Это был совсем новый мир – бьющий через край, самоуверенная революция достойных людей, а ведь он не ожидал увидеть ее на своем веку. Для мальчика с уэльских лугов, который выбился из низов в добитловские времена лишь благодаря своему непревзойденному сценическому дарованию, стояние на горящих баррикадах было пустым звуком. Шекспир вряд ли оценил бы рок-н-ролл, на вечном празднике шестидесятых места хватало всем.

Вздохнув, он улыбнулся Софи:

– Ну, не стоит нам пока принимать решение. Пусть еще подождут, может быть, и цена моя повысится. В Голливуде сделка многое значит. – И он переменил тему. – Господи, некоторые из этих бедняг выглядят не лучшим образом. Думаю, им не помешает переливание крови.

Она засмеялась в ответ:

– Ты просто ревнуешь, потому что у них «интересная бледность». Но, знаешь, Кейт Ричард и впрямь выглядит, как будто был в объятиях Дракулы. Как ты думаешь, он не испарится, если его вывести на солнце?

Он взглянул на нее с любовью. Она тоже была бледной, но это была совсем иная бледность, чем у рок-звезд, мельтешивших в толпе. Бледность Софи была следствием ее благородного происхождения. Красивое, нежное, белое, как только выпавший снег, ее лицо сияло при свечах, и темные круги под глазами говорили о том, что она знает толк в дневных и ночных удовольствиях.

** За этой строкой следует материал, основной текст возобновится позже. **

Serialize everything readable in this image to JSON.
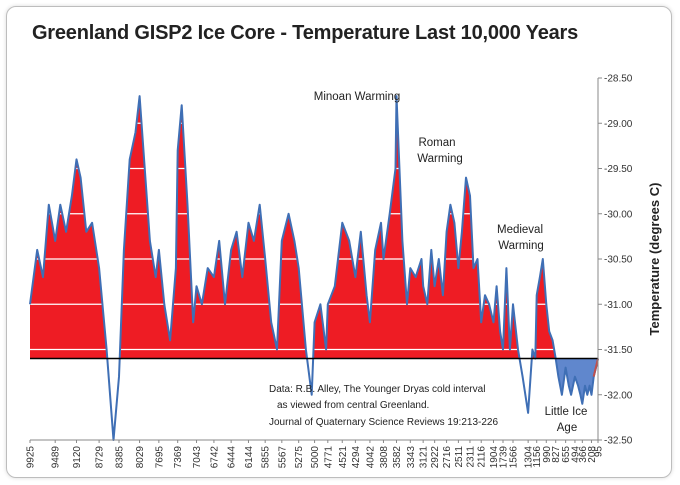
{
  "chart_data": {
    "type": "area",
    "title": "Greenland GISP2 Ice Core - Temperature  Last 10,000 Years",
    "ylabel": "Temperature (degrees C)",
    "xlabel": "",
    "x_direction": "years before present, decreasing left to right",
    "ylim": [
      -32.5,
      -28.5
    ],
    "yticks": [
      "-28.50",
      "-29.00",
      "-29.50",
      "-30.00",
      "-30.50",
      "-31.00",
      "-31.50",
      "-32.00",
      "-32.50"
    ],
    "xticks": [
      "9925",
      "9489",
      "9120",
      "8729",
      "8385",
      "8029",
      "7695",
      "7369",
      "7043",
      "6742",
      "6444",
      "6144",
      "5855",
      "5567",
      "5275",
      "5000",
      "4771",
      "4521",
      "4294",
      "4042",
      "3808",
      "3582",
      "3343",
      "3121",
      "2922",
      "2716",
      "2511",
      "2311",
      "2116",
      "1904",
      "1739",
      "1566",
      "1304",
      "1156",
      "990",
      "827",
      "655",
      "494",
      "366",
      "208",
      "95"
    ],
    "baseline": -31.6,
    "series": [
      {
        "name": "GISP2 Temperature",
        "x": [
          9925,
          9800,
          9700,
          9600,
          9489,
          9400,
          9300,
          9200,
          9120,
          9050,
          8950,
          8850,
          8729,
          8600,
          8480,
          8385,
          8300,
          8200,
          8100,
          8029,
          7950,
          7850,
          7750,
          7695,
          7600,
          7500,
          7400,
          7369,
          7300,
          7200,
          7100,
          7043,
          6950,
          6850,
          6742,
          6650,
          6550,
          6444,
          6350,
          6250,
          6144,
          6050,
          5950,
          5855,
          5750,
          5650,
          5567,
          5450,
          5350,
          5275,
          5150,
          5050,
          5000,
          4900,
          4800,
          4771,
          4650,
          4521,
          4400,
          4294,
          4200,
          4100,
          4042,
          3950,
          3850,
          3808,
          3700,
          3600,
          3582,
          3480,
          3400,
          3343,
          3250,
          3150,
          3121,
          3050,
          2980,
          2922,
          2850,
          2780,
          2716,
          2650,
          2580,
          2511,
          2450,
          2380,
          2311,
          2250,
          2180,
          2116,
          2050,
          1980,
          1904,
          1850,
          1790,
          1739,
          1680,
          1620,
          1566,
          1480,
          1400,
          1304,
          1230,
          1180,
          1156,
          1100,
          1050,
          990,
          940,
          880,
          827,
          780,
          720,
          655,
          600,
          560,
          494,
          440,
          400,
          366,
          320,
          280,
          240,
          208,
          170,
          130,
          95
        ],
        "y": [
          -31.0,
          -30.4,
          -30.7,
          -29.9,
          -30.3,
          -29.9,
          -30.2,
          -29.8,
          -29.4,
          -29.6,
          -30.2,
          -30.1,
          -30.6,
          -31.5,
          -32.5,
          -31.8,
          -30.4,
          -29.4,
          -29.1,
          -28.7,
          -29.4,
          -30.3,
          -30.7,
          -30.4,
          -31.0,
          -31.4,
          -30.6,
          -29.3,
          -28.8,
          -29.9,
          -31.2,
          -30.8,
          -31.0,
          -30.6,
          -30.7,
          -30.3,
          -31.0,
          -30.4,
          -30.2,
          -30.7,
          -30.1,
          -30.3,
          -29.9,
          -30.5,
          -31.2,
          -31.5,
          -30.3,
          -30.0,
          -30.3,
          -30.6,
          -31.5,
          -32.0,
          -31.2,
          -31.0,
          -31.5,
          -31.0,
          -30.8,
          -30.1,
          -30.3,
          -30.7,
          -30.2,
          -30.9,
          -31.2,
          -30.4,
          -30.1,
          -30.5,
          -30.0,
          -29.5,
          -28.7,
          -30.3,
          -31.0,
          -30.6,
          -30.7,
          -30.5,
          -30.8,
          -31.0,
          -30.4,
          -30.8,
          -30.5,
          -30.9,
          -30.2,
          -29.9,
          -30.1,
          -30.6,
          -30.2,
          -29.6,
          -29.8,
          -30.6,
          -30.5,
          -31.2,
          -30.9,
          -31.0,
          -31.2,
          -30.8,
          -31.3,
          -31.5,
          -30.6,
          -31.5,
          -31.0,
          -31.5,
          -31.8,
          -32.2,
          -31.5,
          -31.6,
          -30.9,
          -30.7,
          -30.5,
          -31.0,
          -31.3,
          -31.4,
          -31.6,
          -31.8,
          -32.0,
          -31.7,
          -31.9,
          -32.0,
          -31.8,
          -31.9,
          -32.0,
          -32.1,
          -31.9,
          -32.0,
          -31.9,
          -32.0,
          -31.8,
          -31.7,
          -31.6
        ]
      }
    ],
    "annotations": [
      {
        "label": "Minoan Warming",
        "x": 3343
      },
      {
        "label": "Roman",
        "x": 2116
      },
      {
        "label": "Warming",
        "x": 2116
      },
      {
        "label": "Medieval",
        "x": 990
      },
      {
        "label": "Warming",
        "x": 990
      },
      {
        "label": "Little Ice",
        "x": 400
      },
      {
        "label": "Age",
        "x": 400
      }
    ],
    "source_note": [
      "Data: R.B. Alley,  The Younger Dryas cold interval",
      "as viewed from central Greenland.",
      "Journal of Quaternary  Science Reviews 19:213-226"
    ],
    "colors": {
      "fill_red": "#ee1c24",
      "line": "#3f6fb5",
      "little_ice_age_fill": "#4472c4",
      "recent_red_line": "#c0504d",
      "baseline": "#000000",
      "grid": "#ffffff"
    }
  }
}
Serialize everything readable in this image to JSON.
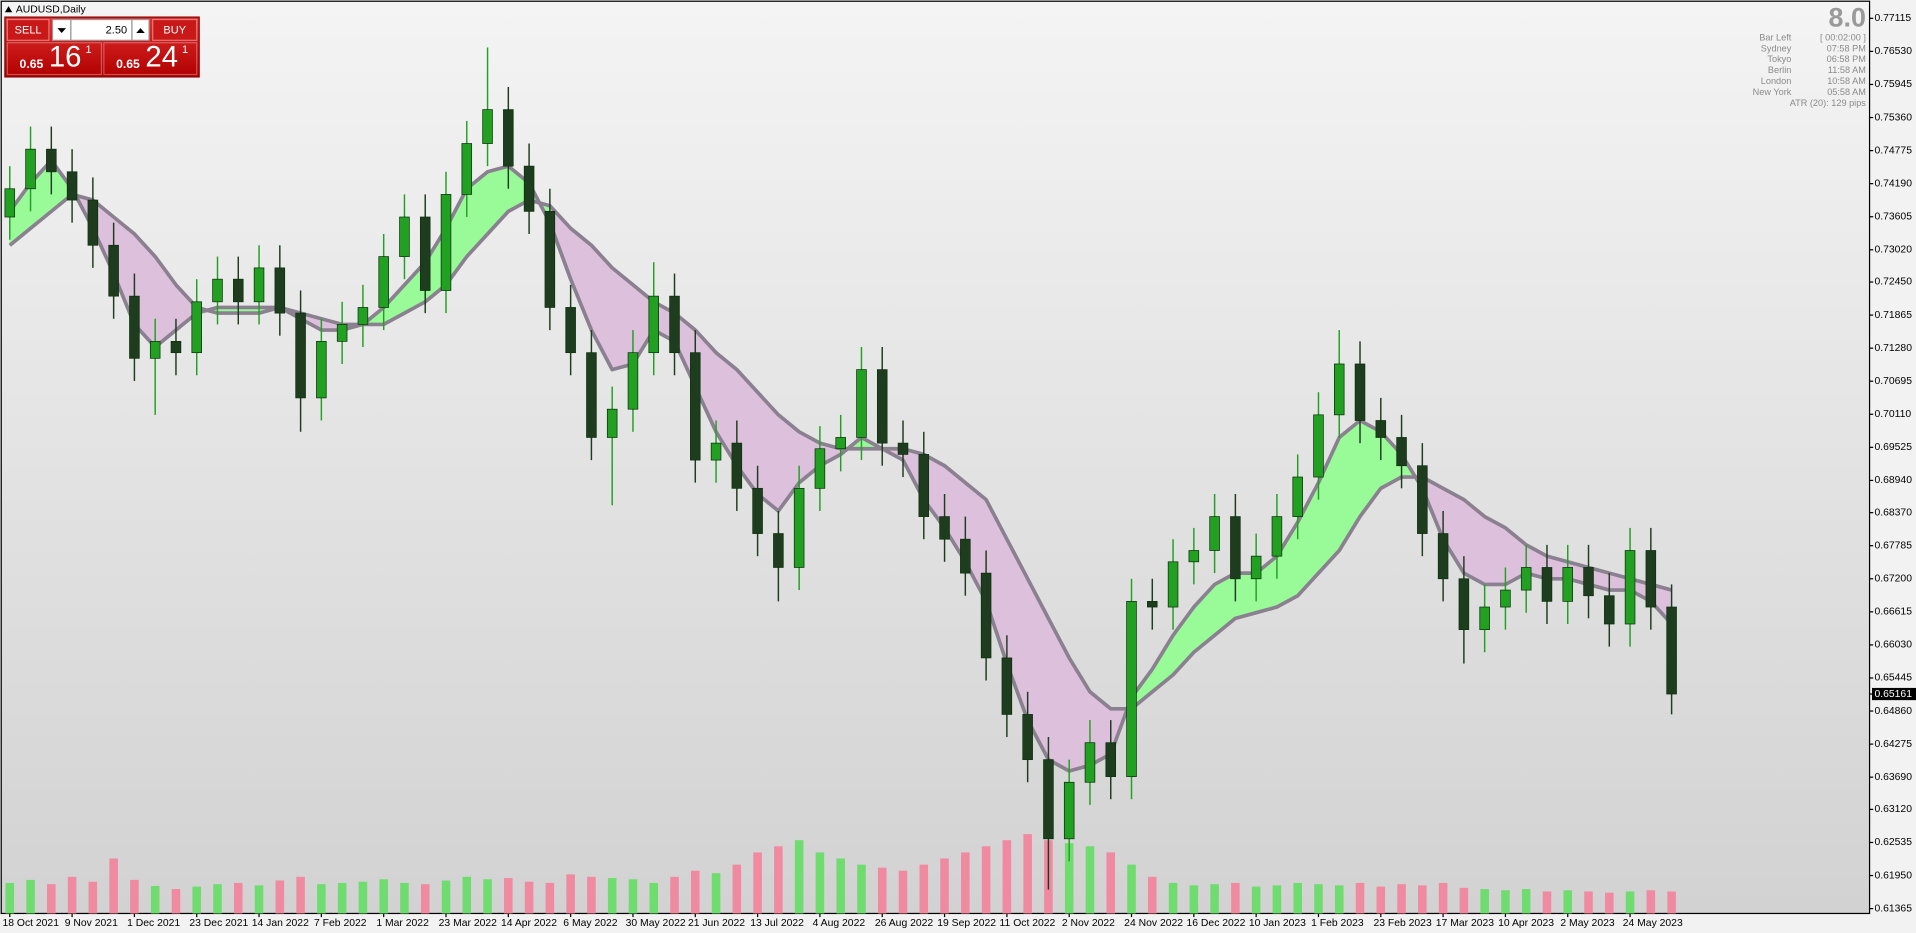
{
  "chart_data": {
    "type": "candlestick",
    "title": "AUDUSD,Daily",
    "categories": [
      "18 Oct 2021",
      null,
      null,
      "9 Nov 2021",
      null,
      null,
      "1 Dec 2021",
      null,
      null,
      "23 Dec 2021",
      null,
      null,
      "14 Jan 2022",
      null,
      null,
      "7 Feb 2022",
      null,
      null,
      "1 Mar 2022",
      null,
      null,
      "23 Mar 2022",
      null,
      null,
      "14 Apr 2022",
      null,
      null,
      "6 May 2022",
      null,
      null,
      "30 May 2022",
      null,
      null,
      "21 Jun 2022",
      null,
      null,
      "13 Jul 2022",
      null,
      null,
      "4 Aug 2022",
      null,
      null,
      "26 Aug 2022",
      null,
      null,
      "19 Sep 2022",
      null,
      null,
      "11 Oct 2022",
      null,
      null,
      "2 Nov 2022",
      null,
      null,
      "24 Nov 2022",
      null,
      null,
      "16 Dec 2022",
      null,
      null,
      "10 Jan 2023",
      null,
      null,
      "1 Feb 2023",
      null,
      null,
      "23 Feb 2023",
      null,
      null,
      "17 Mar 2023",
      null,
      null,
      "10 Apr 2023",
      null,
      null,
      "2 May 2023",
      null,
      null,
      "24 May 2023",
      null,
      null
    ],
    "open": [
      0.736,
      0.741,
      0.748,
      0.744,
      0.739,
      0.731,
      0.722,
      0.711,
      0.714,
      0.712,
      0.721,
      0.725,
      0.721,
      0.727,
      0.719,
      0.704,
      0.714,
      0.717,
      0.72,
      0.729,
      0.736,
      0.723,
      0.74,
      0.749,
      0.755,
      0.745,
      0.737,
      0.72,
      0.712,
      0.697,
      0.702,
      0.712,
      0.722,
      0.712,
      0.693,
      0.696,
      0.688,
      0.68,
      0.674,
      0.688,
      0.695,
      0.697,
      0.709,
      0.696,
      0.694,
      0.683,
      0.679,
      0.673,
      0.658,
      0.648,
      0.64,
      0.626,
      0.636,
      0.643,
      0.637,
      0.668,
      0.667,
      0.675,
      0.677,
      0.683,
      0.672,
      0.676,
      0.683,
      0.69,
      0.701,
      0.71,
      0.7,
      0.697,
      0.692,
      0.68,
      0.672,
      0.663,
      0.667,
      0.67,
      0.674,
      0.668,
      0.674,
      0.669,
      0.664,
      0.677,
      0.667
    ],
    "high": [
      0.745,
      0.752,
      0.752,
      0.748,
      0.743,
      0.735,
      0.726,
      0.718,
      0.718,
      0.725,
      0.729,
      0.729,
      0.731,
      0.731,
      0.723,
      0.718,
      0.721,
      0.724,
      0.733,
      0.74,
      0.74,
      0.744,
      0.753,
      0.766,
      0.759,
      0.749,
      0.741,
      0.724,
      0.716,
      0.706,
      0.716,
      0.728,
      0.726,
      0.716,
      0.7,
      0.7,
      0.692,
      0.684,
      0.692,
      0.699,
      0.701,
      0.713,
      0.713,
      0.7,
      0.698,
      0.687,
      0.683,
      0.677,
      0.662,
      0.652,
      0.644,
      0.64,
      0.647,
      0.647,
      0.672,
      0.672,
      0.679,
      0.681,
      0.687,
      0.687,
      0.68,
      0.687,
      0.694,
      0.705,
      0.716,
      0.714,
      0.704,
      0.701,
      0.696,
      0.684,
      0.676,
      0.671,
      0.674,
      0.678,
      0.678,
      0.678,
      0.678,
      0.673,
      0.681,
      0.681,
      0.671
    ],
    "low": [
      0.732,
      0.737,
      0.74,
      0.735,
      0.727,
      0.718,
      0.707,
      0.701,
      0.708,
      0.708,
      0.717,
      0.717,
      0.717,
      0.715,
      0.698,
      0.7,
      0.71,
      0.713,
      0.716,
      0.725,
      0.719,
      0.719,
      0.736,
      0.745,
      0.741,
      0.733,
      0.716,
      0.708,
      0.693,
      0.685,
      0.698,
      0.708,
      0.708,
      0.689,
      0.689,
      0.684,
      0.676,
      0.668,
      0.67,
      0.684,
      0.691,
      0.693,
      0.692,
      0.69,
      0.679,
      0.675,
      0.669,
      0.654,
      0.644,
      0.636,
      0.617,
      0.622,
      0.632,
      0.633,
      0.633,
      0.663,
      0.663,
      0.671,
      0.673,
      0.668,
      0.668,
      0.672,
      0.679,
      0.686,
      0.697,
      0.696,
      0.693,
      0.688,
      0.676,
      0.668,
      0.657,
      0.659,
      0.663,
      0.666,
      0.664,
      0.664,
      0.665,
      0.66,
      0.66,
      0.663,
      0.648
    ],
    "close": [
      0.741,
      0.748,
      0.744,
      0.739,
      0.731,
      0.722,
      0.711,
      0.714,
      0.712,
      0.721,
      0.725,
      0.721,
      0.727,
      0.719,
      0.704,
      0.714,
      0.717,
      0.72,
      0.729,
      0.736,
      0.723,
      0.74,
      0.749,
      0.755,
      0.745,
      0.737,
      0.72,
      0.712,
      0.697,
      0.702,
      0.712,
      0.722,
      0.712,
      0.693,
      0.696,
      0.688,
      0.68,
      0.674,
      0.688,
      0.695,
      0.697,
      0.709,
      0.696,
      0.694,
      0.683,
      0.679,
      0.673,
      0.658,
      0.648,
      0.64,
      0.626,
      0.636,
      0.643,
      0.637,
      0.668,
      0.667,
      0.675,
      0.677,
      0.683,
      0.672,
      0.676,
      0.683,
      0.69,
      0.701,
      0.71,
      0.7,
      0.697,
      0.692,
      0.68,
      0.672,
      0.663,
      0.667,
      0.67,
      0.674,
      0.668,
      0.674,
      0.669,
      0.664,
      0.677,
      0.667,
      0.65161
    ],
    "ma_fast": [
      0.737,
      0.742,
      0.746,
      0.741,
      0.734,
      0.726,
      0.717,
      0.713,
      0.716,
      0.719,
      0.72,
      0.72,
      0.72,
      0.72,
      0.718,
      0.716,
      0.716,
      0.717,
      0.72,
      0.724,
      0.728,
      0.734,
      0.741,
      0.744,
      0.745,
      0.742,
      0.735,
      0.725,
      0.716,
      0.709,
      0.71,
      0.716,
      0.714,
      0.706,
      0.698,
      0.692,
      0.687,
      0.684,
      0.689,
      0.692,
      0.694,
      0.697,
      0.695,
      0.693,
      0.686,
      0.681,
      0.675,
      0.668,
      0.657,
      0.647,
      0.64,
      0.638,
      0.639,
      0.641,
      0.651,
      0.656,
      0.662,
      0.667,
      0.671,
      0.673,
      0.673,
      0.676,
      0.682,
      0.689,
      0.697,
      0.7,
      0.698,
      0.694,
      0.688,
      0.679,
      0.673,
      0.671,
      0.671,
      0.673,
      0.672,
      0.672,
      0.671,
      0.67,
      0.67,
      0.668,
      0.664
    ],
    "ma_slow": [
      0.731,
      0.734,
      0.737,
      0.74,
      0.739,
      0.736,
      0.733,
      0.729,
      0.724,
      0.72,
      0.719,
      0.719,
      0.719,
      0.72,
      0.719,
      0.718,
      0.717,
      0.717,
      0.717,
      0.719,
      0.721,
      0.724,
      0.729,
      0.733,
      0.737,
      0.739,
      0.738,
      0.734,
      0.731,
      0.727,
      0.724,
      0.721,
      0.719,
      0.716,
      0.712,
      0.709,
      0.705,
      0.701,
      0.698,
      0.696,
      0.695,
      0.695,
      0.695,
      0.695,
      0.694,
      0.692,
      0.689,
      0.686,
      0.679,
      0.672,
      0.665,
      0.658,
      0.652,
      0.649,
      0.649,
      0.652,
      0.655,
      0.659,
      0.662,
      0.665,
      0.666,
      0.667,
      0.669,
      0.673,
      0.677,
      0.683,
      0.688,
      0.69,
      0.69,
      0.688,
      0.686,
      0.683,
      0.681,
      0.678,
      0.676,
      0.675,
      0.674,
      0.673,
      0.672,
      0.671,
      0.67
    ],
    "volume": [
      100,
      110,
      96,
      120,
      104,
      180,
      110,
      90,
      80,
      88,
      96,
      100,
      92,
      108,
      120,
      96,
      100,
      104,
      112,
      100,
      96,
      108,
      120,
      112,
      116,
      104,
      100,
      128,
      120,
      116,
      112,
      100,
      120,
      140,
      132,
      160,
      200,
      220,
      240,
      200,
      180,
      160,
      150,
      140,
      160,
      180,
      200,
      220,
      240,
      260,
      240,
      230,
      220,
      200,
      160,
      120,
      100,
      92,
      96,
      100,
      88,
      92,
      100,
      96,
      92,
      100,
      88,
      96,
      92,
      100,
      84,
      80,
      76,
      80,
      72,
      76,
      72,
      68,
      72,
      76,
      72
    ],
    "last_price": {
      "value": 0.65161,
      "label": "0.65161"
    },
    "ylim": [
      0.61279,
      0.77396
    ],
    "yticks": [
      0.77115,
      {
        "value": 0.7653,
        "label": "0.76530"
      },
      0.75945,
      {
        "value": 0.7536,
        "label": "0.75360"
      },
      0.74775,
      {
        "value": 0.7419,
        "label": "0.74190"
      },
      0.73605,
      {
        "value": 0.7302,
        "label": "0.73020"
      },
      {
        "value": 0.7245,
        "label": "0.72450"
      },
      0.71865,
      {
        "value": 0.7128,
        "label": "0.71280"
      },
      0.70695,
      {
        "value": 0.7011,
        "label": "0.70110"
      },
      0.69525,
      {
        "value": 0.6894,
        "label": "0.68940"
      },
      {
        "value": 0.6837,
        "label": "0.68370"
      },
      0.67785,
      {
        "value": 0.672,
        "label": "0.67200"
      },
      0.66615,
      {
        "value": 0.6603,
        "label": "0.66030"
      },
      0.65445,
      {
        "value": 0.6486,
        "label": "0.64860"
      },
      0.64275,
      {
        "value": 0.6369,
        "label": "0.63690"
      },
      {
        "value": 0.6312,
        "label": "0.63120"
      },
      0.62535,
      {
        "value": 0.6195,
        "label": "0.61950"
      },
      0.61365
    ],
    "grid": false,
    "up_color": "#22a022",
    "down_color": "#1e3d1e",
    "ma_color": "#8a8090",
    "band_up_color": "#98fb98",
    "band_down_color": "#dcc0dc",
    "volume_up_color": "#6fdc6f",
    "volume_down_color": "#f08aa0"
  },
  "trade_panel": {
    "sell": "SELL",
    "buy": "BUY",
    "lots": "2.50",
    "bid": {
      "big_figure": "0.65",
      "pips": "16",
      "fraction": "1"
    },
    "ask": {
      "big_figure": "0.65",
      "pips": "24",
      "fraction": "1"
    }
  },
  "info_panel": {
    "value": "8.0",
    "bar_left_label": "Bar Left",
    "bar_left": "[ 00:02:00 ]",
    "sessions": [
      {
        "city": "Sydney",
        "time": "07:58 PM"
      },
      {
        "city": "Tokyo",
        "time": "06:58 PM"
      },
      {
        "city": "Berlin",
        "time": "11:58 AM"
      },
      {
        "city": "London",
        "time": "10:58 AM"
      },
      {
        "city": "New York",
        "time": "05:58 AM"
      }
    ],
    "atr": "ATR (20): 129 pips"
  }
}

Она была необыкновенно хороша. Широкие, сильные плечи и осиная талия, линия груди так гармонична, что не только находившиеся в комнате мужчины, но и женщины нет-нет да бросали на нее взгляды. Простое шелковое платье от Осси Кларка не облегало форм и не просвечивало, но эффект был сильнее, как если бы на ней совсем ничего не было. Грудь была свободна от оков: не скованные бюстгальтером соски налились и отвердели от непростительного соприкосновения с тонкой, наэлектризованной тканью платья. Роскошные, как у Аллен Джонс, ноги не скрывала символической длины юбка, едва прикрывавшая крошечные трусики румынской княжны.

Она потягивала из бокала белое вино.